Dengan fungsi-fungsi itu, diharapkan bahasa daerah dipakai
secara murni dalam ranah keluarga, ketetanggaan dan kekariban (antar anggota
etnis yang sama), ranah adat,dan ranah agama.Namun, kenyataan yang ada ialah
pemakaian bahasa daerah telah terko ntaminasi oleh pemakaian unsur-unsur bahasa
Indonesia dan mengalami pergeseran. Hal semacam ini terungkap, antara
lain, melalui beberapa pertemuan dan wawancara yang Penulis lakukan
dengan beberapa teman, sahabat baik itu masyarakat maupun pemuda-pemudi serta
remaja yang ada di Kabupaten Maluku Tenggara maupun Kota tual. Dari data yang
saya dapat tentang bagaimana penggunaan Bahasa Kei (Veveu Evav). Penggunaan bahasa pada tiga ranah, yakni:
ranah keluarga, ranah adat, dan ranah agama, dengan menggunakan kuesioner,
observasi partisipan, dan wawancara, pada masing-masing satu desa dan di dua
(2) Daerah ini yaitu: Yaitu Kota Tual dand Kabupaten Maluku Tenggara. Ada 50
responden dari tiga kelompok umur, yaitu: anak-anak (15-20), dewasa (21-60),
dan orang tua (61 tahun ke atas), yang tersebar secara merata di di 6 kecamatan
di Kabupaten Maluku Tenggara Yakni Kecamatan Kei Kecil, Kecamatan Kei Kecil
Timur, Kecamatan Kei Kecil Timur Selatan, Kecamatan Kei Kecil Timurd Barat,
Kecamatan Hoat Sorbay, Kecamatan Manyeuw dan 2 Kecamatan di Kota Tual yakni :
Kecamatan Dullah Selatan dan Kecamatan Dullah Utara.
Dari data itu sejumlah peristiwa tutur yang diobservasi,
dan sejumlah informan diwawancarai. Semua data ini, kemudian, dianalisis secara
induktif. Hasilnya adalah seperti berikut ini. Pada ranah keluarga, yang
mengaku tidak lagi menggunakan bahasa Kei secara murni adalah lima responden
dari kelompok anak-anak, dua di pedesaan dan tiga di perkotaan, lima
belas responden dari kelompok dewasa, enam di pedesaan dan sembilan di
perkotaan, sembilan responden dari kelompok orang tua, empat di pedesaan dan
lima di perkotaan. Jadi, ada 29 responden (30,21%) yang tidak lagi menggunakan
bahasa Kei secara murni, dari 96 responden dalam penelitian ini. Fenomena
ketidakmurnian penggunaan bahasa Kei dalam ranah keluarga yang terungkap
melalui jawaban atas pertanyan-pertanyan dalam kuesioner mendapat pembenaran
dan penguatan dari hasil observasi pada 11 Kecamatan tadi. Pembenaran yang
lebih mencemaskan diperoleh dari Hampir 70 % Masyarakat yang tinggal di Kota .

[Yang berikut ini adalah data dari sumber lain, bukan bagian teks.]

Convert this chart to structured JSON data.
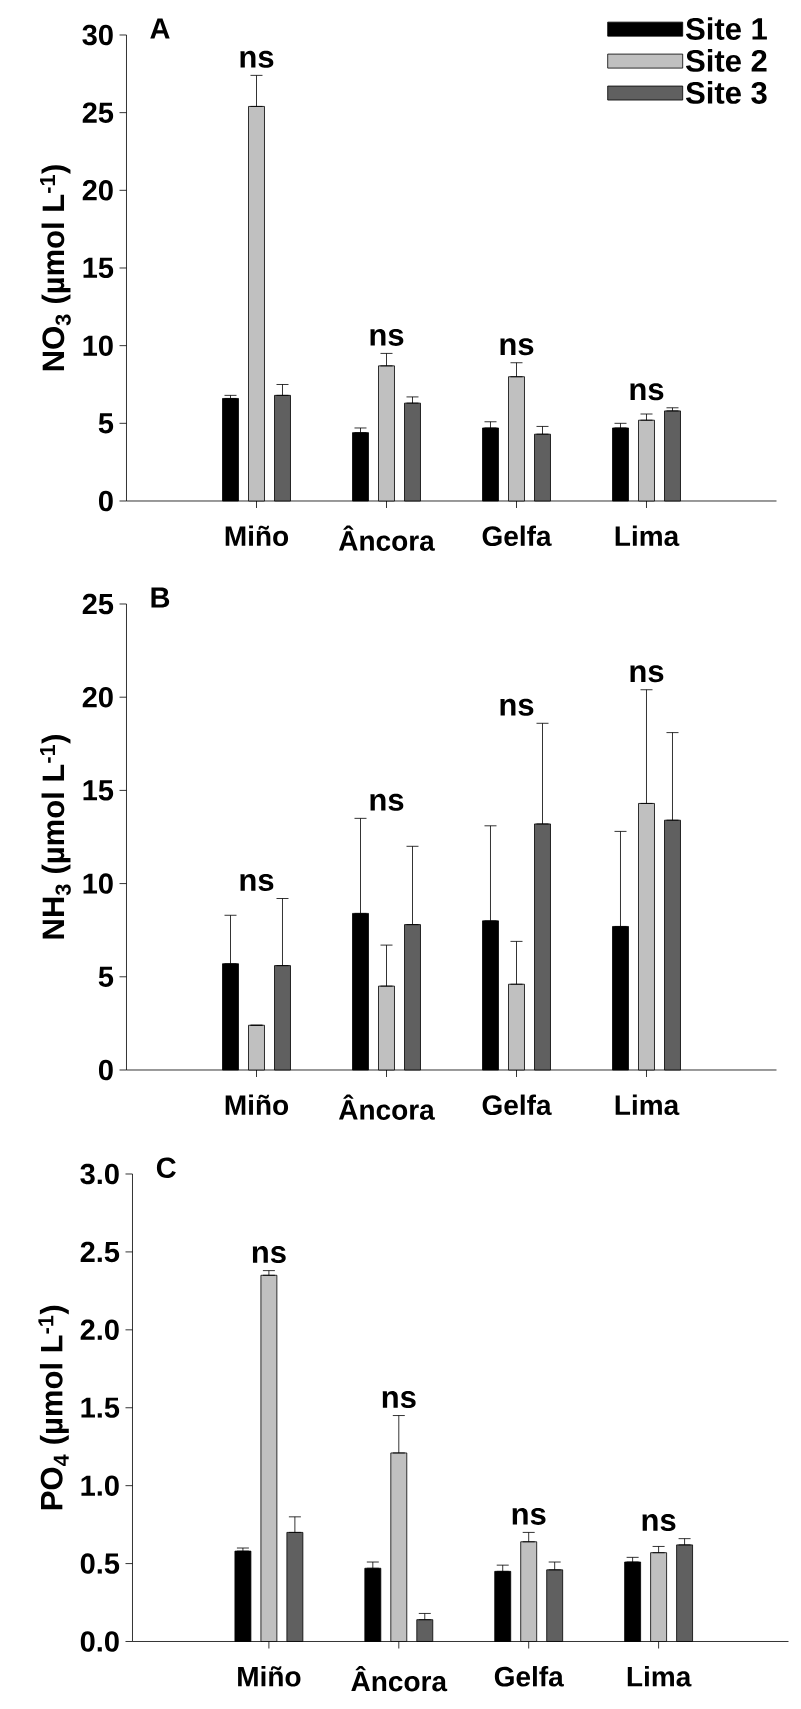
{
  "chart_data": [
    {
      "type": "bar",
      "title": "A",
      "ylabel": "NO$_{3}$ (µmol L$^{-1}$)",
      "categories": [
        "Miño",
        "Âncora",
        "Gelfa",
        "Lima"
      ],
      "ylim": [
        0,
        30
      ],
      "yticks": [
        0,
        5,
        10,
        15,
        20,
        25,
        30
      ],
      "legend": "top right",
      "series": [
        {
          "name": "Site 1",
          "color": "#000000",
          "values": [
            6.6,
            4.4,
            4.7,
            4.7
          ],
          "errors": [
            [
              6.6,
              6.8
            ],
            [
              4.4,
              4.7
            ],
            [
              4.7,
              5.1
            ],
            [
              4.7,
              5.0
            ]
          ]
        },
        {
          "name": "Site 2",
          "color": "#c0c0c0",
          "values": [
            25.4,
            8.7,
            8.0,
            5.2
          ],
          "errors": [
            [
              25.4,
              27.4
            ],
            [
              8.7,
              9.5
            ],
            [
              8.0,
              8.9
            ],
            [
              5.2,
              5.6
            ]
          ]
        },
        {
          "name": "Site 3",
          "color": "#606060",
          "values": [
            6.8,
            6.3,
            4.3,
            5.8
          ],
          "errors": [
            [
              6.8,
              7.5
            ],
            [
              6.3,
              6.7
            ],
            [
              4.3,
              4.8
            ],
            [
              5.8,
              6.0
            ]
          ]
        }
      ],
      "annotations": [
        "ns",
        "ns",
        "ns",
        "ns"
      ]
    },
    {
      "type": "bar",
      "title": "B",
      "ylabel": "NH$_{3}$ (µmol L$^{-1}$)",
      "categories": [
        "Miño",
        "Âncora",
        "Gelfa",
        "Lima"
      ],
      "ylim": [
        0,
        25
      ],
      "yticks": [
        0,
        5,
        10,
        15,
        20,
        25
      ],
      "series": [
        {
          "color": "#000000",
          "values": [
            5.7,
            8.4,
            8.0,
            7.7
          ],
          "errors": [
            [
              5.7,
              8.3
            ],
            [
              8.4,
              13.5
            ],
            [
              8.0,
              13.1
            ],
            [
              7.7,
              12.8
            ]
          ]
        },
        {
          "color": "#c0c0c0",
          "values": [
            2.4,
            4.5,
            4.6,
            14.3
          ],
          "errors": [
            null,
            [
              4.5,
              6.7
            ],
            [
              4.6,
              6.9
            ],
            [
              14.3,
              20.4
            ]
          ]
        },
        {
          "color": "#606060",
          "values": [
            5.6,
            7.8,
            13.2,
            13.4
          ],
          "errors": [
            [
              5.6,
              9.2
            ],
            [
              7.8,
              12.0
            ],
            [
              13.2,
              18.6
            ],
            [
              13.4,
              18.1
            ]
          ]
        }
      ],
      "annotations": [
        "ns",
        "ns",
        "ns",
        "ns"
      ]
    },
    {
      "type": "bar",
      "title": "C",
      "ylabel": "PO$_{4}$ (µmol L$^{-1}$)",
      "categories": [
        "Miño",
        "Âncora",
        "Gelfa",
        "Lima"
      ],
      "ylim": [
        0,
        3.0
      ],
      "yticks": [
        {
          "value": 0,
          "label": "0.0"
        },
        {
          "value": 0.5,
          "label": "0.5"
        },
        {
          "value": 1,
          "label": "1.0"
        },
        {
          "value": 1.5,
          "label": "1.5"
        },
        {
          "value": 2,
          "label": "2.0"
        },
        {
          "value": 2.5,
          "label": "2.5"
        },
        {
          "value": 3,
          "label": "3.0"
        }
      ],
      "series": [
        {
          "color": "#000000",
          "values": [
            0.58,
            0.47,
            0.45,
            0.51
          ],
          "errors": [
            [
              0.58,
              0.6
            ],
            [
              0.47,
              0.51
            ],
            [
              0.45,
              0.49
            ],
            [
              0.51,
              0.54
            ]
          ]
        },
        {
          "color": "#c0c0c0",
          "values": [
            2.35,
            1.21,
            0.64,
            0.57
          ],
          "errors": [
            [
              2.35,
              2.38
            ],
            [
              1.21,
              1.45
            ],
            [
              0.64,
              0.7
            ],
            [
              0.57,
              0.61
            ]
          ]
        },
        {
          "color": "#606060",
          "values": [
            0.7,
            0.14,
            0.46,
            0.62
          ],
          "errors": [
            [
              0.7,
              0.8
            ],
            [
              0.14,
              0.18
            ],
            [
              0.46,
              0.51
            ],
            [
              0.62,
              0.66
            ]
          ]
        }
      ],
      "annotations": [
        "ns",
        "ns",
        "ns",
        "ns"
      ]
    }
  ]
}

Di sana diungkapkan, “Keluarga-keluarga di perkotaan,
termasuk di kawasan desa di pinggir kota, sehari-hari sangat kentara lebih suka
memilih berbahasa Indonesia dengan anak-anak mereka, entah keluarga itu dari
lapisan ekonomi dan pendidikan kelas atas, menengah, atau bawah.” Hal yang sama
terjadi pula di lingkungan penulis yang merupakan kompleks Ohoi Watdek
Kecamatan Kei Kecil Kabupaten Maluku Tengggara. Pada ranah agama, yang mengaku
tidak lagi menggunakan bahasa Kei (veveu evav) secara murni adalah tiga
responden dari kelompok anak-anak, ketiganya di pedesaan, lima responden dari
kelompok dewasa, dua di pedesaan dan tiga di perkotaan, satu responden dari
kelompok orang tua di perkotaan. Jadi, ada sembilan responden (9,38%) dari 96
responden yang mengaku tidak lagi menggunakan bahasa Kei (veveu evav) secara murni.
Fenomena pergeseran yang menimpa Bahasa Kei (veveu evav)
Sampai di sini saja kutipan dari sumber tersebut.